Prince Taradath, the eldest, was accompanying his father on his current journey, and therefore it was the second son, Prince Akbalik, who formally escorted Varaile to her seat. He was twelve, and already tall and sturdy: he had inherited his father’s yellow hair and powerful build, but he had his mother’s height. In two or three years he would be taller than either of his parents. His soft eyes and thoughtful manner, though, belied his stature and heft: he was destined to be a scholar, or perhaps a poet, most definitely not any sort of athlete or warrior.

Prince Simbilon, ten years old, still round-faced in a babyish way, terribly solemn of demeanor—priggish, even—elaborately offered Varaile the tray of fruits that was her usual first course. But the Lady Tuanelys, who was eight and had a conspicuous lack of interest in the routines of politeness, gave her mother nothing more than the quickest of nods and returned to her seat at the table, and to the plate piled high with cheese covered with honey that she had already provided for herself. It was folly to expect courtesy from Tuanelys. She was a pretty child, with a lovely cloud of golden hair that she wore in a beaded net, and finely sculpted features that foretold the feminine beauty that would be hers in six or seven more years; but her lean little body was as straight and long as a strap, just now. She was a runner, a climber, a fighter, a tomboy in every way.

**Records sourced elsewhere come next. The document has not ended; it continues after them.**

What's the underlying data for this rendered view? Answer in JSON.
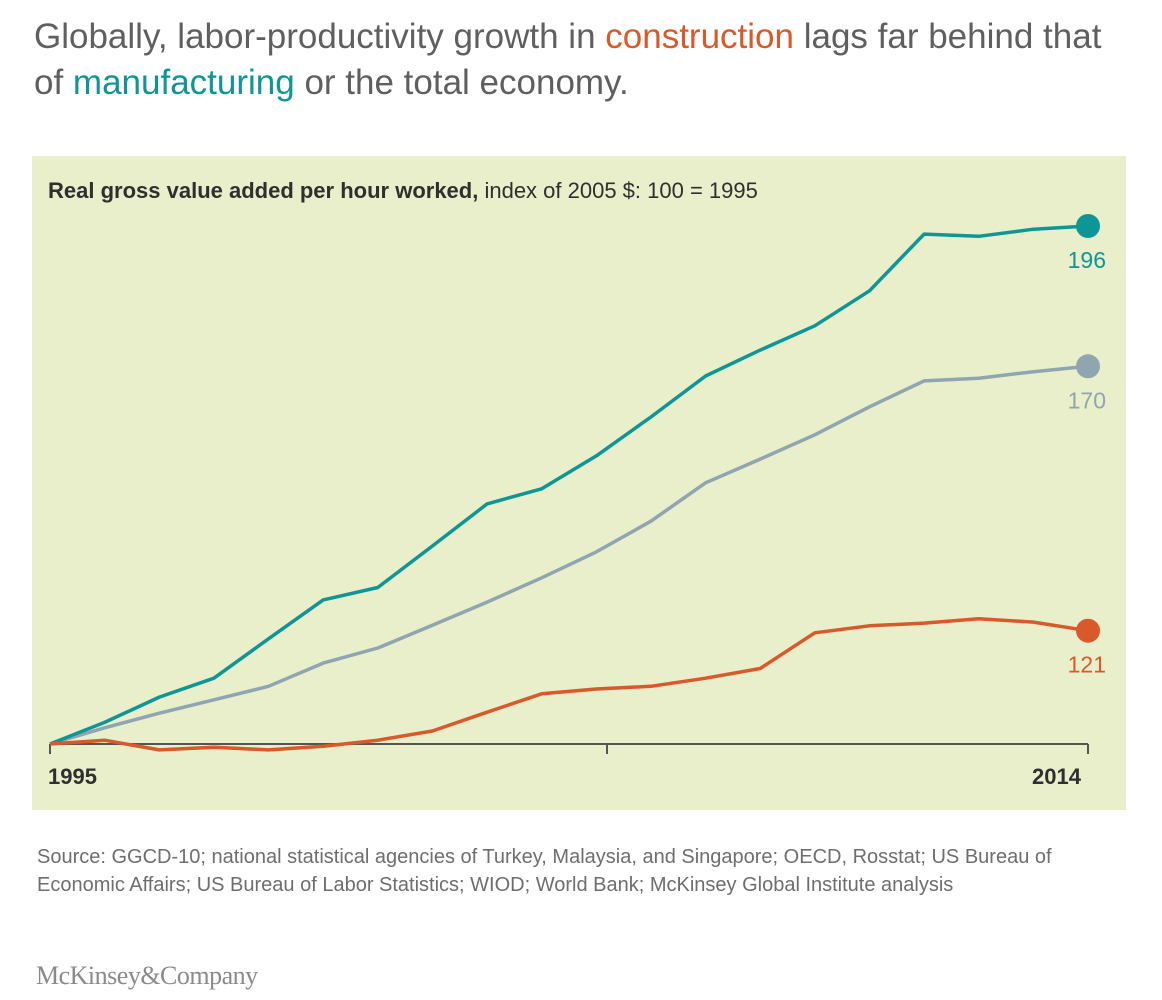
{
  "headline": {
    "part1": "Globally, labor-productivity growth in ",
    "construction": "construction",
    "part2": " lags far behind that of ",
    "manufacturing": "manufacturing",
    "part3": " or the total economy."
  },
  "source": "Source: GGCD-10; national statistical agencies of Turkey, Malaysia, and Singapore; OECD, Rosstat; US Bureau of Economic Affairs; US Bureau of Labor Statistics; WIOD; World Bank; McKinsey Global Institute analysis",
  "logo": "McKinsey&Company",
  "colors": {
    "panel_background": "#e9eecb",
    "construction": "#d8592a",
    "manufacturing": "#0e9696",
    "total_economy": "#8fa5b0",
    "axis": "#555555"
  },
  "chart_data": {
    "type": "line",
    "title_bold": "Real gross value added per hour worked,",
    "title_rest": " index of 2005 $: 100 = 1995",
    "x": [
      1995,
      1996,
      1997,
      1998,
      1999,
      2000,
      2001,
      2002,
      2003,
      2004,
      2005,
      2006,
      2007,
      2008,
      2009,
      2010,
      2011,
      2012,
      2013,
      2014
    ],
    "xlim": [
      1995,
      2014
    ],
    "ylim": [
      100,
      196
    ],
    "x_tick_labels": [
      "1995",
      "2014"
    ],
    "grid": false,
    "series": [
      {
        "name": "manufacturing",
        "color": "#0e9696",
        "end_label": "196",
        "values": [
          100,
          104,
          108.7,
          112.2,
          119.5,
          126.7,
          129,
          136.7,
          144.5,
          147.3,
          153.4,
          160.6,
          168.2,
          173,
          177.5,
          184,
          194.5,
          194.1,
          195.4,
          196
        ]
      },
      {
        "name": "total economy",
        "color": "#8fa5b0",
        "end_label": "170",
        "values": [
          100,
          103,
          105.7,
          108.2,
          110.7,
          115,
          117.8,
          122,
          126.3,
          130.8,
          135.6,
          141.3,
          148.4,
          152.8,
          157.3,
          162.5,
          167.3,
          167.8,
          169,
          170
        ]
      },
      {
        "name": "construction",
        "color": "#d8592a",
        "end_label": "121",
        "values": [
          100,
          100.7,
          98.9,
          99.4,
          98.9,
          99.6,
          100.7,
          102.4,
          105.9,
          109.3,
          110.2,
          110.7,
          112.2,
          114,
          120.6,
          121.9,
          122.4,
          123.2,
          122.6,
          121
        ]
      }
    ]
  }
}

“Did you sleep well, mother?” Prince Akbalik asked.

“As ever. And yourself?”

But it was Tuanelys who answered. “I dreamed of a place where all the trees grew upside down, mother. Their leaves were in the ground and their roots stuck up into the sky. And the birds—”

“Mother was speaking to Akbalik, child,” said Prince Simbilon loftily.

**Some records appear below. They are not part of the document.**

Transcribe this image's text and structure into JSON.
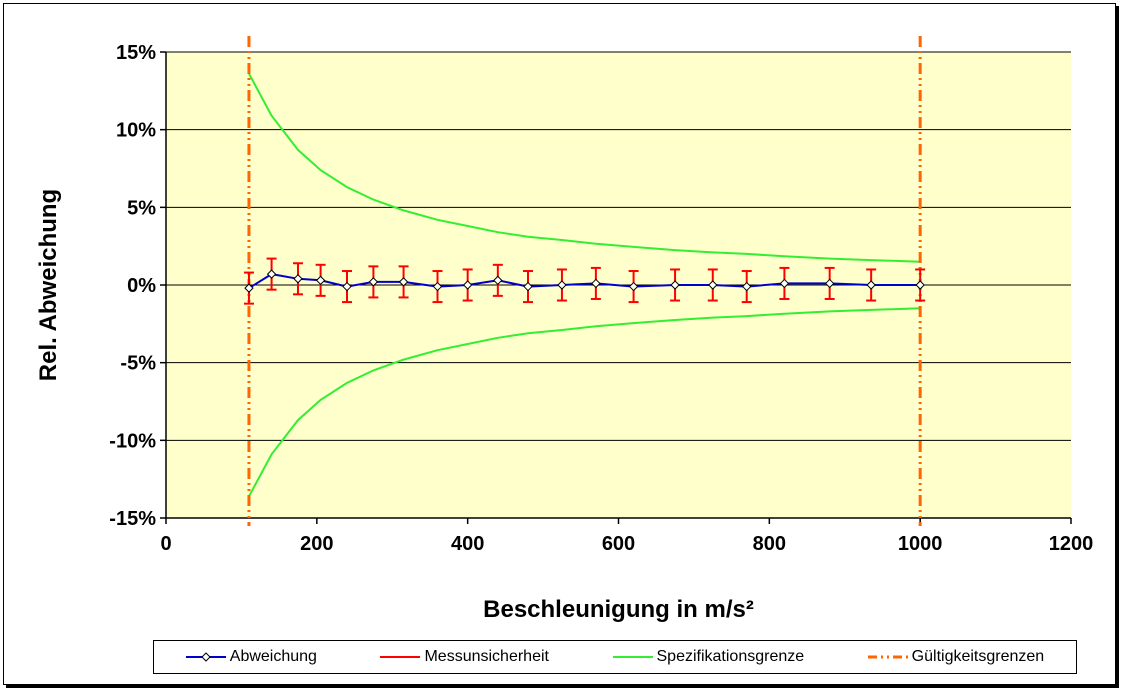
{
  "chart_data": {
    "type": "line",
    "xlabel": "Beschleunigung in m/s²",
    "ylabel": "Rel. Abweichung",
    "xlim": [
      0,
      1200
    ],
    "ylim": [
      -15,
      15
    ],
    "x_ticks": [
      "0",
      "200",
      "400",
      "600",
      "800",
      "1000",
      "1200"
    ],
    "y_ticks": [
      "15%",
      "10%",
      "5%",
      "0%",
      "-5%",
      "-10%",
      "-15%"
    ],
    "grid": "horizontal",
    "legend_position": "bottom",
    "plot_background": "#FFFFCC",
    "series": [
      {
        "name": "Abweichung",
        "color": "#0000CC",
        "marker": "diamond",
        "x": [
          110,
          140,
          175,
          205,
          240,
          275,
          315,
          360,
          400,
          440,
          480,
          525,
          570,
          620,
          675,
          725,
          770,
          820,
          880,
          935,
          1000
        ],
        "y": [
          -0.2,
          0.7,
          0.4,
          0.3,
          -0.1,
          0.2,
          0.2,
          -0.1,
          0.0,
          0.3,
          -0.1,
          0.0,
          0.1,
          -0.1,
          0.0,
          0.0,
          -0.1,
          0.1,
          0.1,
          0.0,
          0.0
        ]
      },
      {
        "name": "Messunsicherheit",
        "color": "#FF0000",
        "type": "error_bars",
        "uncertainty": 1.0
      },
      {
        "name": "Spezifikationsgrenze",
        "color": "#33EE33",
        "x": [
          110,
          140,
          175,
          205,
          240,
          275,
          315,
          360,
          400,
          440,
          480,
          525,
          570,
          620,
          675,
          725,
          770,
          820,
          880,
          935,
          1000
        ],
        "y_upper": [
          13.6,
          10.9,
          8.7,
          7.4,
          6.3,
          5.5,
          4.8,
          4.2,
          3.8,
          3.4,
          3.1,
          2.9,
          2.65,
          2.45,
          2.25,
          2.1,
          2.0,
          1.85,
          1.7,
          1.6,
          1.5
        ],
        "y_lower": [
          -13.6,
          -10.9,
          -8.7,
          -7.4,
          -6.3,
          -5.5,
          -4.8,
          -4.2,
          -3.8,
          -3.4,
          -3.1,
          -2.9,
          -2.65,
          -2.45,
          -2.25,
          -2.1,
          -2.0,
          -1.85,
          -1.7,
          -1.6,
          -1.5
        ]
      },
      {
        "name": "Gültigkeitsgrenzen",
        "color": "#FF6600",
        "dash": "dash-dot-dot",
        "x_positions": [
          110,
          1000
        ]
      }
    ]
  }
}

“Yes. But Akbalik never has anything interesting to say. And neither do you, Simbilon.” The Lady Tuanelys stuck her tongue out at him. Simbilon reddened, but would not respond. Fiorinda, watching the family scene from one side, began to giggle.

Akbalik now said, as though there had been no interruption, “I slept very well, mother.” And began to tell her of his schedule for the day, the classes in history and epic poetry in the morning and the archery lesson that afternoon, as though they were events of the greatest importance to the world. When he was done, Prince Simbilon spoke at length of his own busy day to come, punctuated twice by requests from the Lady Tuanelys to pass her serving-dishes of food. Tuanelys had nothing else to say at all. She rarely did. Her life just now seemed almost entirely focused on swimming; she spent hours each day, as much time as she could steal from her schooling, racing fiendishly back and forth in the pool in the east-wing gymnasium like a frenzied little cambeliot. There was something manic about the intensity with which she swam her laps. Her instructor said she had to be halted after a certain time lest she swim herself into exhaustion, because she would never stop of her own accord.